Aldolase predicts subsequent myopathy occurrence in systemic sclerosis
1 University Paris VI, AP-HP, Saint Antoine Hospital, 184 rue du Faubourg Saint-Antoine, 75571 Paris Cedex 12, France
2 Department of Internal Medicine, Biochemistry Laboratory, 184 rue du Faubourg Saint-Antoine, 75571 Paris Cedex 12, France
3 Immunology Laboratory, 184 rue du Faubourg Saint-Antoine, 75571 Paris Cedex 12, France
Citation and License
Arthritis Research & Therapy 2012, 14:R152 doi:10.1186/ar3888Published: 22 June 2012
Myopathy related to systemic sclerosis (Myo-SSc) is a disabling and unpredictable complication of SSc. We assessed the predictive value of serum aldolase, creatine kinase (CK), alanine transaminase (ALT), aspartate transaminase (AST) and C-reactive protein (CRP) to estimate the risk of developing Myo-SSc.

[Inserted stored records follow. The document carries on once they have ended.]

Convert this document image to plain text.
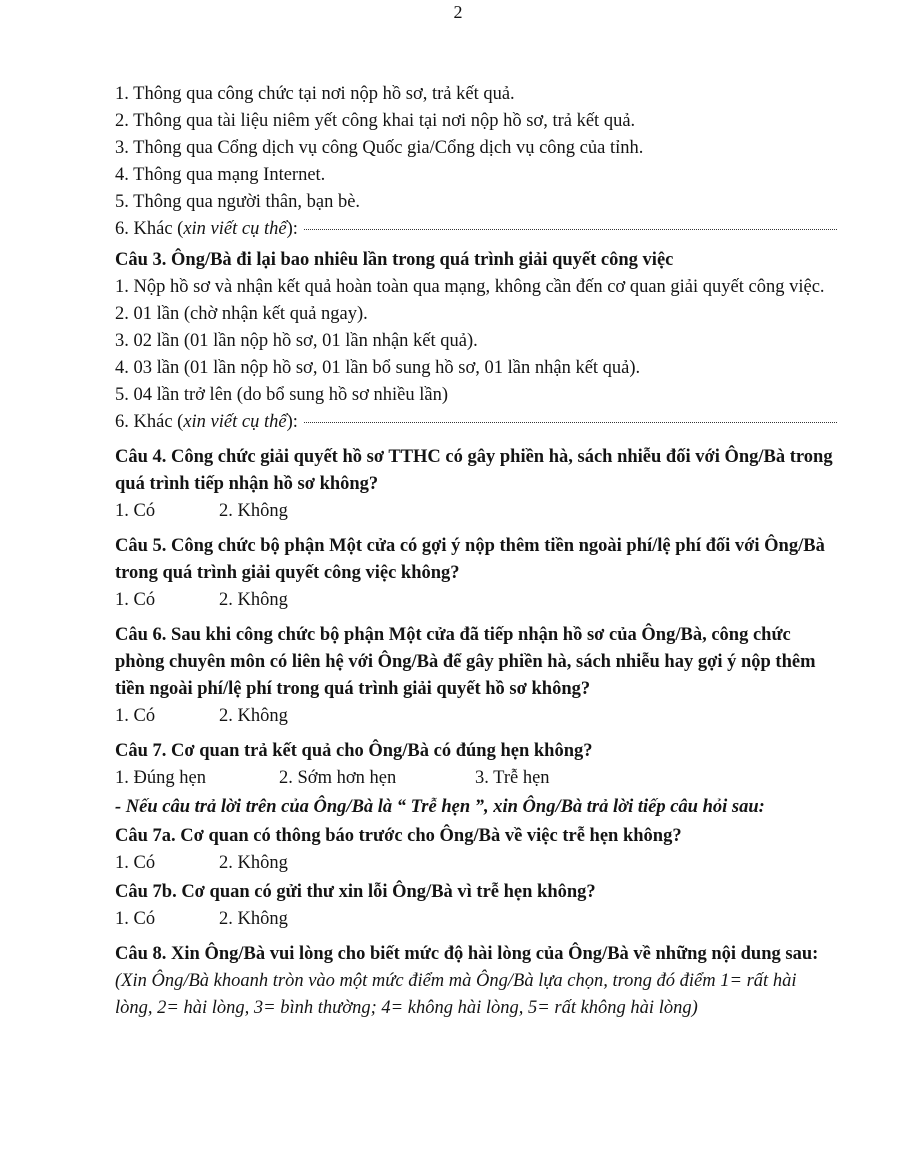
2
1. Thông qua công chức tại nơi nộp hồ sơ, trả kết quả.
2. Thông qua tài liệu niêm yết công khai tại nơi nộp hồ sơ, trả kết quả.
3. Thông qua Cổng dịch vụ công Quốc gia/Cổng dịch vụ công của tỉnh.
4. Thông qua mạng Internet.
5. Thông qua người thân, bạn bè.
6. Khác ( xin viết cụ thể ):
Câu 3. Ông/Bà đi lại bao nhiêu lần trong quá trình giải quyết công việc
1. Nộp hồ sơ và nhận kết quả hoàn toàn qua mạng, không cần đến cơ quan giải quyết công việc.
2. 01 lần (chờ nhận kết quả ngay).
3. 02 lần (01 lần nộp hồ sơ, 01 lần nhận kết quả).
4. 03 lần (01 lần nộp hồ sơ, 01 lần bổ sung hồ sơ, 01 lần nhận kết quả).
5. 04 lần trở lên (do bổ sung hồ sơ nhiều lần)
6. Khác ( xin viết cụ thể ):
Câu 4. Công chức giải quyết hồ sơ TTHC có gây phiền hà, sách nhiễu đối với Ông/Bà trong quá trình tiếp nhận hồ sơ không?
1. Có	2. Không
Câu 5. Công chức bộ phận Một cửa có gợi ý nộp thêm tiền ngoài phí/lệ phí đối với Ông/Bà trong quá trình giải quyết công việc không?
1. Có	2. Không
Câu 6. Sau khi công chức bộ phận Một cửa đã tiếp nhận hồ sơ của Ông/Bà, công chức phòng chuyên môn có liên hệ với Ông/Bà để gây phiền hà, sách nhiễu hay gợi ý nộp thêm tiền ngoài phí/lệ phí trong quá trình giải quyết hồ sơ không?
1. Có	2. Không
Câu 7. Cơ quan trả kết quả cho Ông/Bà có đúng hẹn không?
1. Đúng hẹn	2. Sớm hơn hẹn	3. Trễ hẹn
- Nếu câu trả lời trên của Ông/Bà là “ Trễ hẹn ”, xin Ông/Bà trả lời tiếp câu hỏi sau:
Câu 7a. Cơ quan có thông báo trước cho Ông/Bà về việc trễ hẹn không?
1. Có	2. Không
Câu 7b. Cơ quan có gửi thư xin lỗi Ông/Bà vì trễ hẹn không?
1. Có	2. Không
Câu 8. Xin Ông/Bà vui lòng cho biết mức độ hài lòng của Ông/Bà về những nội dung sau:
(Xin Ông/Bà khoanh tròn vào một mức điểm mà Ông/Bà lựa chọn, trong đó điểm 1= rất hài lòng, 2= hài lòng, 3= bình thường; 4= không hài lòng, 5= rất không hài lòng)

We enrolled 137 SSc patients without proximal muscle weakness in a prospective monocentric study to follow them longitudinally over a four-year period. The risk of occurrence of Myo-SSc was ascertained according to the European NeuroMuscular Centre criteria and was analyzed according to levels of plasma aldolase, CK, transaminase enzymes and CRP at inclusion. Performance of each parameter to predict Myo-SSc occurrence was assessed and compared with the others.
The area under the receiver operating characteristic curves (ROC) of plasma aldolase for Myo-SSc occurrence prediction was 0.80 (95% CI: 0.67 to 0.94, P < 0.001), which was higher than that of plasma CK (0.75, P = 0.01), and that of ALT (0.63, P = 0.04). AST and CRP had no predictive value for Myo-SSc occurrence. The best cut-off of aldolase for prediction of Myo-SSc occurrence within three years after inclusion was 9 U/L and higher than the upper normality limit (7 U/L), unlike that of CK and ALT. Myo-SSc occurred more frequently in patients whose plasma aldolase was higher than 9 U/L. Adjusted Hazard Ratio for patients with aldolase > 9 U/L was 10.3 (95% CI: 2.3 to 45.5), P < 0.001.
Increased plasma aldolase level accurately identified SSc patients with high risk to develop subsequent Myo-SSc. This could help initiate appropriate treatment when the disabling muscle damage is still in a reversible stage.